Friday, November 30, 2007

VRMag relaunch issue online

VRMag issue 28
Marco Trezzini and the crew at VR Way Communications, a Switzerland-based company have published a new issue of VRMag, which is chock-full of panoramas, information and ideas, both commercial and journalistic.
I especially like the navigation options - QTVR fullscreen, Flash leaflet (this is new and VERY cool) and html index.
For those of us working for MSM websites, thinking about navigation is crucial. We can use panoramic images and technology to introduce our viewsers to complex, multi-threaded, non-linear stories.
This of course points out that we need talented, multi-skilled web programmers to help us present panoramas, just as we need strong designers in our print products.

Wednesday, November 28, 2007

Educating our viewsers

While I've been learning about making and presenting panoramas, I've also observed how our viewsers interact with them. It's been painful to watch first-time panorama viewers struggle with clicking and dragging to navigate, let alone using control and shift keys to zoom. They often give up and leave the page. Ouch.

I include some text on my pages ("Navigating VR panoramas: Click and drag to move around.

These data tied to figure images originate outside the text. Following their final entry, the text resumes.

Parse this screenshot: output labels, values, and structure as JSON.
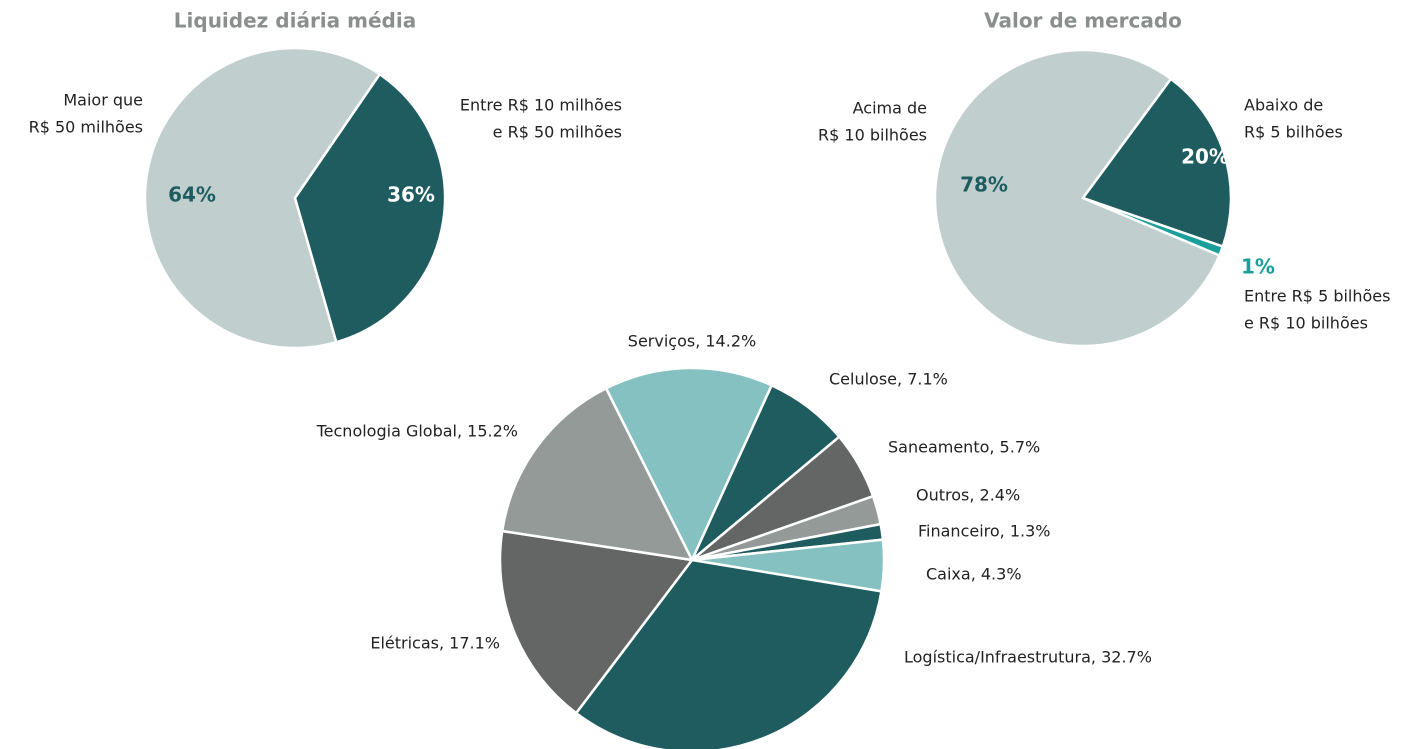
{
  "chart_data": [
    {
      "type": "pie",
      "title": "Liquidez diária média",
      "categories": [
        [
          "Maior que",
          "R$ 50 milhões"
        ],
        [
          "Entre R$ 10 milhões",
          "e R$ 50 milhões"
        ]
      ],
      "values": [
        64,
        36
      ],
      "value_labels": [
        "64%",
        "36%"
      ],
      "colors": [
        "#c0cfcd",
        "#1f5c60"
      ]
    },
    {
      "type": "pie",
      "title": "Valor de mercado",
      "categories": [
        [
          "Acima de",
          "R$ 10 bilhões"
        ],
        [
          "Abaixo de",
          "R$ 5 bilhões"
        ],
        [
          "Entre R$ 5 bilhões",
          "e R$ 10 bilhões"
        ]
      ],
      "values": [
        78,
        20,
        1
      ],
      "value_labels": [
        "78%",
        "20%",
        "1%"
      ],
      "colors": [
        "#c0cfcd",
        "#1f5c60",
        "#1a9e9a"
      ]
    },
    {
      "type": "pie",
      "labels": [
        "Serviços, 14.2%",
        "Celulose, 7.1%",
        "Saneamento, 5.7%",
        "Outros, 2.4%",
        "Financeiro, 1.3%",
        "Caixa, 4.3%",
        "Logística/Infraestrutura, 32.7%",
        "Elétricas, 17.1%",
        "Tecnologia Global, 15.2%"
      ],
      "values": [
        14.2,
        7.1,
        5.7,
        2.4,
        1.3,
        4.3,
        32.7,
        17.1,
        15.2
      ],
      "colors": [
        "#86c1c2",
        "#1f5c60",
        "#646665",
        "#939a98",
        "#1f5c60",
        "#86c1c2",
        "#1f5c60",
        "#646665",
        "#939a98"
      ]
    }
  ]
}
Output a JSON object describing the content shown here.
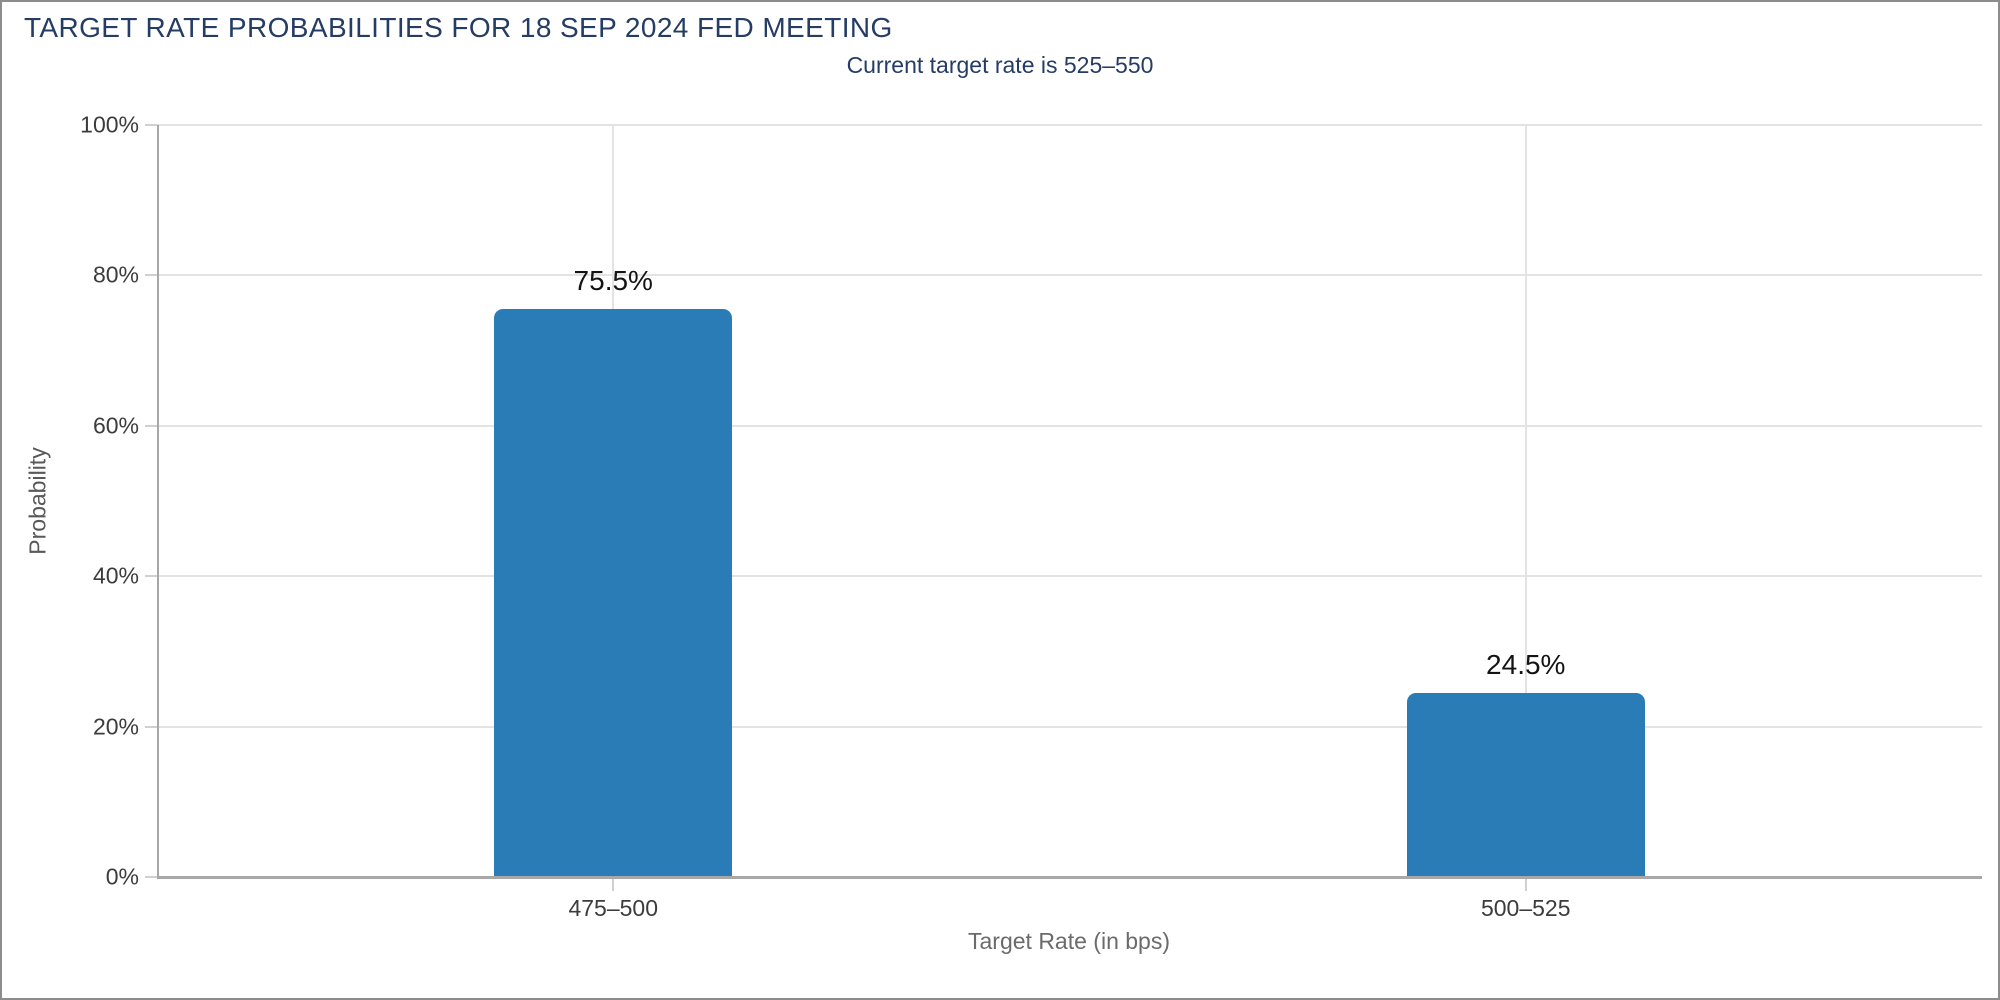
{
  "window": {
    "background_color": "#ffffff",
    "border_color": "#8c8c8c"
  },
  "header": {
    "title": "TARGET RATE PROBABILITIES FOR 18 SEP 2024 FED MEETING",
    "subtitle": "Current target rate is 525–550",
    "title_color": "#253c64"
  },
  "chart_data": {
    "type": "bar",
    "title": "TARGET RATE PROBABILITIES FOR 18 SEP 2024 FED MEETING",
    "subtitle": "Current target rate is 525–550",
    "categories": [
      "475–500",
      "500–525"
    ],
    "values": [
      75.5,
      24.5
    ],
    "value_labels": [
      "75.5%",
      "24.5%"
    ],
    "xlabel": "Target Rate (in bps)",
    "ylabel": "Probability",
    "ylim": [
      0,
      100
    ],
    "yticks": [
      0,
      20,
      40,
      60,
      80,
      100
    ],
    "ytick_labels": [
      "0%",
      "20%",
      "40%",
      "60%",
      "80%",
      "100%"
    ],
    "grid": true,
    "legend": false,
    "bar_color": "#2a7cb7",
    "value_label_color": "#141414",
    "gridline_color": "#e3e3e3",
    "axis_line_color": "#a8a8a8"
  }
}
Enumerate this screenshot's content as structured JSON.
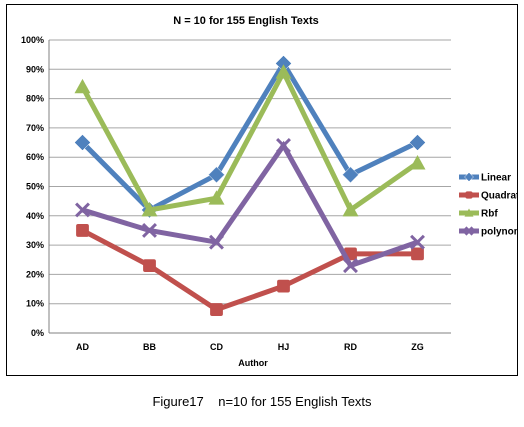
{
  "chart_data": {
    "type": "line",
    "title": "N = 10 for 155 English Texts",
    "xlabel": "Author",
    "ylabel": "",
    "categories": [
      "AD",
      "BB",
      "CD",
      "HJ",
      "RD",
      "ZG"
    ],
    "ylim": [
      0,
      100
    ],
    "yticks": [
      "0%",
      "10%",
      "20%",
      "30%",
      "40%",
      "50%",
      "60%",
      "70%",
      "80%",
      "90%",
      "100%"
    ],
    "grid": true,
    "legend_position": "right",
    "series": [
      {
        "name": "Linear",
        "color": "#4f81bd",
        "marker": "diamond",
        "values": [
          65,
          42,
          54,
          92,
          54,
          65
        ]
      },
      {
        "name": "Quadratic",
        "color": "#c0504d",
        "marker": "square",
        "values": [
          35,
          23,
          8,
          16,
          27,
          27
        ]
      },
      {
        "name": "Rbf",
        "color": "#9bbb59",
        "marker": "triangle",
        "values": [
          84,
          42,
          46,
          89,
          42,
          58
        ]
      },
      {
        "name": "polynomial",
        "color": "#8064a2",
        "marker": "x",
        "values": [
          42,
          35,
          31,
          64,
          23,
          31
        ]
      }
    ]
  },
  "caption": "Figure17    n=10 for 155 English Texts"
}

Shift-click to zoom in, control-click to zoom out."), but there's better ways to get the point across. There's a current thread on the PanotoolsNG Yahoo group about helping readers better understand how to interact with our panoramas.

Eric Leeman at has a nice Viewing Instructions page for his viewsers. It's tightly written, and blurring the background image to make the instruction text clearer is a great touch.

Matthew Rogers at 360precision (makers of the Ferrari of pano heads) posted to the list a link for a reader tutorial he developed some years ago. This one is a little more text-based, and may not be as easy to first use as Leeman's example.

I think it's important to remember that the interactive panorama is new to many of our users. Let's help them have a good experience. These examples are good starting points.

Tuesday, November 27, 2007

PTGui 7.4 beta available for download

Joost (rhymes with toast) Nieuwenhuijse has released a public beta of his outstanding cross-platform panorama stitching program PTGui. This is a good a time as any for you, the aspiring panorama photographer to explore this fantastic program.
Joost is constantly adding features and making the program easier to use. He also is very accessible, fielding questions on a daily basis on the PTGui Google group.
The current version, PTGui 7.3 is available for a free 30-day trial. The online support for the program is excellent (and required reading) for new users. Also, check out a home-baked tutorial in the Flying Short Course handouts post of last Friday.
I need to be clear - stitching panoramas is technically challenging! Be patient, read the instructions, experiment and ask questions! The panoramic community is diverse and more than willing to help newcomers who are willing to try. I will post a list of online resources later this week.

Sunday, November 25, 2007

Festival of Trees on, North Andover MA
Roger Darrigrand of in North Andover, MA is shooting some panoramas of interiors. He's putting his branding at the top of the image rather than the bottom where the tripod usually is. I've asked him to fill us in on how/why he's doing that.
Thanks to Seth Gitner of for the heads up.